Opis w katalogu nie ma nic wspólnego z ofertą. Bardzo dużo skarg u rezydentów na jakość i obsługę hotelu kończyły się na słowach.Organizator zainkasował należność za wczasy i tu jego rola zakończyła się.Złożyłem reklamację na piśmie i nie dostałem odpowiedzi. Pełna ignorancja biura.
rezydenci nie wykształceni kierunkowo, znudzeni, palący przy dzieciach, czasem niekulturalni i zajęci własnymi sprawami, opisy hotelu w katalogach do rzeczywistości - temat rzeka i szkoda pisać...
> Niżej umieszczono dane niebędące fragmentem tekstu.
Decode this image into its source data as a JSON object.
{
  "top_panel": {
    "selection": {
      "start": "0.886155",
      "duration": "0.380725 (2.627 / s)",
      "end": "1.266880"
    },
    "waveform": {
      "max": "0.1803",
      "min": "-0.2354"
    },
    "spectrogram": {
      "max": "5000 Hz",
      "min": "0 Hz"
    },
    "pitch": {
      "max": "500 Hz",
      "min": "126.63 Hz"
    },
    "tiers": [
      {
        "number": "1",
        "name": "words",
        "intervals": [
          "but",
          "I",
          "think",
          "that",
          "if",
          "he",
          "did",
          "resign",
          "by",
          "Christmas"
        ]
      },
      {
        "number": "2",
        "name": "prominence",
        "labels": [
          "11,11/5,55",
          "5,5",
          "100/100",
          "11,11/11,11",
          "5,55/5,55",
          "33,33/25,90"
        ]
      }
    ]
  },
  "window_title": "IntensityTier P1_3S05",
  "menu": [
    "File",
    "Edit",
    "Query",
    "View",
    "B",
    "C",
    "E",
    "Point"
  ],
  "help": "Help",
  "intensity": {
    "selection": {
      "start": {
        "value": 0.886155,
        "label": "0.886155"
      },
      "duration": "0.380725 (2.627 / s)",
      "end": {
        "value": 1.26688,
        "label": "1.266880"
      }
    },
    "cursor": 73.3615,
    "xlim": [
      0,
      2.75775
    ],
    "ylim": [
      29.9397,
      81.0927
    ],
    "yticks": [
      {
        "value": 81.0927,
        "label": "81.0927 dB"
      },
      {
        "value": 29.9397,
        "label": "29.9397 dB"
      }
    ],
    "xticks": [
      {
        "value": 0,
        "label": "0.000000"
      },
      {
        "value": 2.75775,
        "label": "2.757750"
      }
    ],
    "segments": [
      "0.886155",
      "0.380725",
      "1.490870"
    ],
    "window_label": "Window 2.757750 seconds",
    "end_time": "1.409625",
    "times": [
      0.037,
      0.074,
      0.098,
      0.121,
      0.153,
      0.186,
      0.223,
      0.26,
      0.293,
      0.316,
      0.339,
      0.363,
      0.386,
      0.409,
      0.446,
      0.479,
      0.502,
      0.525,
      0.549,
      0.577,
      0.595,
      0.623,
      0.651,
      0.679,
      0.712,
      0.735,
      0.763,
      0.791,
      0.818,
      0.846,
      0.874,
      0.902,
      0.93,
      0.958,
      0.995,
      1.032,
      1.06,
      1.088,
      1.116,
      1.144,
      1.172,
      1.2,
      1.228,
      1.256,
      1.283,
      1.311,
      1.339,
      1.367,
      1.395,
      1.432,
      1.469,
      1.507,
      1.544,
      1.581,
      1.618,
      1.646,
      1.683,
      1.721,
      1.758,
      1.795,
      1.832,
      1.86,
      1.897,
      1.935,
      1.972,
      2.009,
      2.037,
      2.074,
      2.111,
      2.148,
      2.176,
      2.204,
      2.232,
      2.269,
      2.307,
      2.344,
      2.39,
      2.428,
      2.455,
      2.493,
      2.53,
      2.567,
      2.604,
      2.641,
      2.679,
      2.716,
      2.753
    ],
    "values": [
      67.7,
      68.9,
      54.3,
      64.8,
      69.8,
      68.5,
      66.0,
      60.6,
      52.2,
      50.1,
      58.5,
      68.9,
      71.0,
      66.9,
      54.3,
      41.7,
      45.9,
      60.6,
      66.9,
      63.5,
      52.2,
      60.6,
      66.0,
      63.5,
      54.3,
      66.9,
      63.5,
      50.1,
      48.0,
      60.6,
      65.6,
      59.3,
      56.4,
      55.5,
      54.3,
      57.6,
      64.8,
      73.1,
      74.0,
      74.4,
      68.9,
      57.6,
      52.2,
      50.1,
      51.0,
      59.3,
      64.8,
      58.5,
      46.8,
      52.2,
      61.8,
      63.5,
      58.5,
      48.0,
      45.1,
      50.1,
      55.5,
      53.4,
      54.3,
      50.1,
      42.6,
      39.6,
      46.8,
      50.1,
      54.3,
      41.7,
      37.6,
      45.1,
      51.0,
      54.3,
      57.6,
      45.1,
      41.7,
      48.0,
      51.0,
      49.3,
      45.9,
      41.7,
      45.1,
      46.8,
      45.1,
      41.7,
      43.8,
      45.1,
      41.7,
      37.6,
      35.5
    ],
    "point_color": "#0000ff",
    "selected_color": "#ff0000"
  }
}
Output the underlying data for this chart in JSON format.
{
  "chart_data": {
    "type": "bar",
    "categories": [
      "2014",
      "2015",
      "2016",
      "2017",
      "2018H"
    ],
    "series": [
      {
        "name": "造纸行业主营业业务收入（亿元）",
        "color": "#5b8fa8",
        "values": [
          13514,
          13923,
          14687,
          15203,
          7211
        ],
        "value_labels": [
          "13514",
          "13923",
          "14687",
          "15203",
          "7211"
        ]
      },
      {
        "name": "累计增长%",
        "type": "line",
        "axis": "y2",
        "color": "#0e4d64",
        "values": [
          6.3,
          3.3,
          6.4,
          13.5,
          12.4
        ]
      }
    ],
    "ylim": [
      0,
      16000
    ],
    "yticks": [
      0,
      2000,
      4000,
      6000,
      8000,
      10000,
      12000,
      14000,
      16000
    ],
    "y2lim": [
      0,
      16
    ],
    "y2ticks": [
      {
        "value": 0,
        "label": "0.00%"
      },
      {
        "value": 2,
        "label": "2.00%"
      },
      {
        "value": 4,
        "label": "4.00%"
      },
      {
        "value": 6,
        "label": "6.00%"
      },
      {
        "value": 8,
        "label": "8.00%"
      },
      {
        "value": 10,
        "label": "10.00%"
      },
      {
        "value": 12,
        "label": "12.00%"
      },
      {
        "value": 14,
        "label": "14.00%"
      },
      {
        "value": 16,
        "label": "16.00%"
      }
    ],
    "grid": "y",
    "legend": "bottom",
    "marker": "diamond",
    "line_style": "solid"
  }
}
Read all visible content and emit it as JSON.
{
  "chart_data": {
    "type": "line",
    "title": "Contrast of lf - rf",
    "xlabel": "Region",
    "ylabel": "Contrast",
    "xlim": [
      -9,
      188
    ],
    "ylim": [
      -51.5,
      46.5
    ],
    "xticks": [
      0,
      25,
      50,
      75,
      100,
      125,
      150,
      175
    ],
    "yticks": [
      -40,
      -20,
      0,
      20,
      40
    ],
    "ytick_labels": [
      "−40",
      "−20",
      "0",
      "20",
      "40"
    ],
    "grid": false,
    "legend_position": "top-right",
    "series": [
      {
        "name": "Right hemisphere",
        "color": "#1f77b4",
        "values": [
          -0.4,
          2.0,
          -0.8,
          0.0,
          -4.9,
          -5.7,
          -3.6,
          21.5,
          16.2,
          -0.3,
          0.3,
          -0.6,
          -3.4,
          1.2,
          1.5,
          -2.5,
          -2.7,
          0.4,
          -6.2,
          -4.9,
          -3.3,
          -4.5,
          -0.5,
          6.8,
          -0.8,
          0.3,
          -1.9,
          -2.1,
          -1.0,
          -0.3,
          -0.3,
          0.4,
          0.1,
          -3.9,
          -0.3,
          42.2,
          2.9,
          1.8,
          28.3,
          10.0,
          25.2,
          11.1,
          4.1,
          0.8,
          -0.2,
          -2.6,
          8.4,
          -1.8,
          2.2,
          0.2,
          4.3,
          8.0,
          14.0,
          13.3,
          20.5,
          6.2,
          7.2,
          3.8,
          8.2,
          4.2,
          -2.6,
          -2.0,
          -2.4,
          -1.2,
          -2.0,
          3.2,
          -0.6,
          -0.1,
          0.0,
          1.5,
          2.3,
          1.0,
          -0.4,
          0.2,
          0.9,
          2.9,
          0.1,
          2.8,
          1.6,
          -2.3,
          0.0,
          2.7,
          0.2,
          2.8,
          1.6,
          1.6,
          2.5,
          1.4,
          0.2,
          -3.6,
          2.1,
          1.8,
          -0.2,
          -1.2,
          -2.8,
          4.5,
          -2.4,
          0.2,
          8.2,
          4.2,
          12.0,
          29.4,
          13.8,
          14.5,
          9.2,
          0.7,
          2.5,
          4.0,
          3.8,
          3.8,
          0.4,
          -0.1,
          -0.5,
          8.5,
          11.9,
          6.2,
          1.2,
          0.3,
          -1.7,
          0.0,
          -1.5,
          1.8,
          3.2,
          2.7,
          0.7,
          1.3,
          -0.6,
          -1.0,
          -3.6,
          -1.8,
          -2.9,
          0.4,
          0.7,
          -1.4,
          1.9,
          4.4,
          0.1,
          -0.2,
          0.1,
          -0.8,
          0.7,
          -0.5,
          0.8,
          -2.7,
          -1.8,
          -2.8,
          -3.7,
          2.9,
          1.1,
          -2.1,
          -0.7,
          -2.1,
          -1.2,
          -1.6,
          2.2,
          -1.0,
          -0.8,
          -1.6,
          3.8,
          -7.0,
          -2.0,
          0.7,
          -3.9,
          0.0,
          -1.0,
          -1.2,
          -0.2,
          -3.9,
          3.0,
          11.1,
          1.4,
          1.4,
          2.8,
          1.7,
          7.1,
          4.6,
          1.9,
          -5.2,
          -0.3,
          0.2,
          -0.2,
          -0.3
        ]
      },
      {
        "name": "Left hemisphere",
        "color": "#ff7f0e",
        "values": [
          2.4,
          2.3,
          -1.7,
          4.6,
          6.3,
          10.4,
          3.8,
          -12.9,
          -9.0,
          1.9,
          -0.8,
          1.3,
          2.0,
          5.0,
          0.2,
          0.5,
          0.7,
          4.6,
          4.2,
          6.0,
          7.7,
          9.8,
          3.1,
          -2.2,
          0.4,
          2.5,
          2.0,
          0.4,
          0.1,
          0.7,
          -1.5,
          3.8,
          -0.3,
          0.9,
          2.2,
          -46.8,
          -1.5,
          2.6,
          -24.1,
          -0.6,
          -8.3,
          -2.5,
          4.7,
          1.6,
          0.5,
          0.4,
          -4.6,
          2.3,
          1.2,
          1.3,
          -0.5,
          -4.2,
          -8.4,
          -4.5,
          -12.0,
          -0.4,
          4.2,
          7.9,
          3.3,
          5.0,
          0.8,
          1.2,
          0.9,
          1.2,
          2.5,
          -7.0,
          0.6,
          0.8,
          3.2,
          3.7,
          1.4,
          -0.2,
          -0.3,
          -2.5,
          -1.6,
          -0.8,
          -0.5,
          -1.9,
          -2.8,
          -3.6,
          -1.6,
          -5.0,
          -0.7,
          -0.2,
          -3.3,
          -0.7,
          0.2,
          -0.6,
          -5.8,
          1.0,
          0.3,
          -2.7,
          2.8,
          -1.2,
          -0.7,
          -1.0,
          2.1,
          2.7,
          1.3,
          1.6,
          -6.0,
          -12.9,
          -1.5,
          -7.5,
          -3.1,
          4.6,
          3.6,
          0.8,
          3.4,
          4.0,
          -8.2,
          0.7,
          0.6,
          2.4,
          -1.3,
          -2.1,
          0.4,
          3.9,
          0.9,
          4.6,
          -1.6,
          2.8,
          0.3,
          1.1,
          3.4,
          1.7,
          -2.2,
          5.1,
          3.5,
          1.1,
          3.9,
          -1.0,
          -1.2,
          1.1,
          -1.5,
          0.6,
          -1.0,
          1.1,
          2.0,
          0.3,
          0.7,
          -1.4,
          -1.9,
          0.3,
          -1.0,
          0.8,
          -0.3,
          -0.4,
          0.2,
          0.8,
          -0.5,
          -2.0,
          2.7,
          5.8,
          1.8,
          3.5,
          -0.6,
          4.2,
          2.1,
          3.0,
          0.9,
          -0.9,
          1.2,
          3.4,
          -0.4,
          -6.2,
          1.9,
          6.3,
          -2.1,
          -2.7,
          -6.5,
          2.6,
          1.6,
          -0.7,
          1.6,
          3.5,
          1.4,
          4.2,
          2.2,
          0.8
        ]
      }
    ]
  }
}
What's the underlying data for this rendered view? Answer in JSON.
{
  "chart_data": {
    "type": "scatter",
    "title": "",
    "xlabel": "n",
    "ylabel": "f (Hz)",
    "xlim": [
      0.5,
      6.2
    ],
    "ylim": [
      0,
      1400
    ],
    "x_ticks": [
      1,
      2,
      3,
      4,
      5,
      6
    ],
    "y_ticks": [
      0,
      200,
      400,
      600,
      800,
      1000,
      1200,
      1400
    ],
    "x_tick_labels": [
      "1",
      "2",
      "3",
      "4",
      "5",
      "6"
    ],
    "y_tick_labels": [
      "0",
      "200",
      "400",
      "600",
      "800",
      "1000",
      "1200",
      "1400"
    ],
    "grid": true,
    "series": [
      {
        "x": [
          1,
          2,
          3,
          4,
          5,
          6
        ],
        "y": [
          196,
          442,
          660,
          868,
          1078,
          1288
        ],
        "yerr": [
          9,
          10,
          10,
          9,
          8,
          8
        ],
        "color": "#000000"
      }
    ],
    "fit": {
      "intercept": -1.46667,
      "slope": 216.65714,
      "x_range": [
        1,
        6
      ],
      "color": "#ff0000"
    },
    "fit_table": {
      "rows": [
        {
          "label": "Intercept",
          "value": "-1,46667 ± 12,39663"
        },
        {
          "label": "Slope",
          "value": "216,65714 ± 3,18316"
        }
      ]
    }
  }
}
Jadąc z dzieckiem do hotelu typu rodzinnego, nie poinformowano mnie ,że place zabaw i przedszkole wakacyjne jest tylko dla tych którzy zapłącili za nie jeszcze przed wyjazdem. Biuro nie miało takiej opcji, inne na "zachodzie" miały. Mimo, że stać mnie było na takie opłaty nie miałam komu ich uiścić!!! Dziecko przemycałam na super plac zabaw za plecami opiekunek.......
Podróż do Egiptu transfer z lotniska do hotelu pobyt w hotelu oraz powrót do domu bez zarzutu. Wszystko dopięte co do minuty , Biuro Podróży ITAKA spisało się bardzo dobrze. Ogólna ocena dobra wczasów w Egipcie - Sharm el Sheik Hotel Resta Sharm Resort. Jak zwykle na papierze, hotel i atrakcje wyglądają zawsze lepiej niż w rzeczywistości.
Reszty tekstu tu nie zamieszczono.